Nesse sentido, a substituição do grande ente moral unificador divino foi substituído pelo Estado e pela Norma posta. Mas ainda o jurista se arroga o grande glosador do que é e do que deve ser. Sua atividade de parecerista junto à grande Norma lhe alça a alguém diferente dos comuns mortais, esses que não dominam o sistema, que não entendem a estrutura das coisas, que não entendem o grande poder que lhes pode expropriar o patrimônio, os filhos, salário, o deus secular ocidental, em que a democracia garante o culto monoteísta.

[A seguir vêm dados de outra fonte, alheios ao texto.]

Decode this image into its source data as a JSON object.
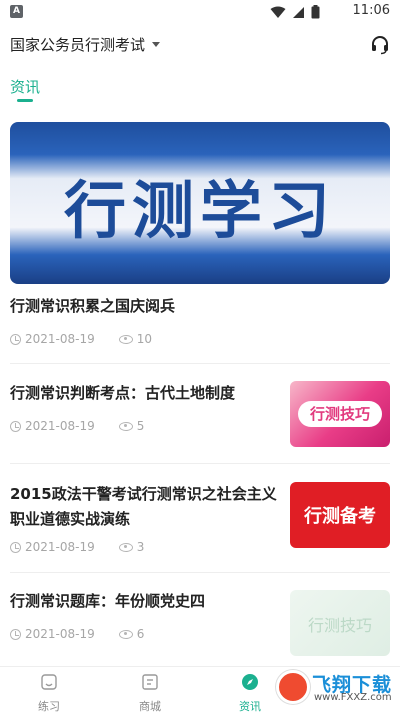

Daí o complexo de divindade daqueles que lidam com Esta, a Norma, a-que-tem-a-última-palavra, toda. Dizendo isso é que se pode compreender porque cada vez mais é comum no universo jurídico gente que não mais aposta no procedimento, que a verdade, entendida como consonância perfeita com um ato pretérito, só é possível reavivar em fragmentos e mediante construção comunicativa de sentidos. Fato é que conhecer é poder, e o jurista, por conhecer, caminha nas bordas da deformação que o peso do poder provoca. Aliás, a força do poder substitui a da realidade, e o jurista se tornou perito em dar as roupagens da ocasião a fatos. Esses, que creem em uma entidade mítica superior, que regule o juízo em última análise, de algum modo deveriam então confiar mais na justiça superior (um dia virá, se for o caso) e parar de se arvorar no lugar daquele que tudo sabe.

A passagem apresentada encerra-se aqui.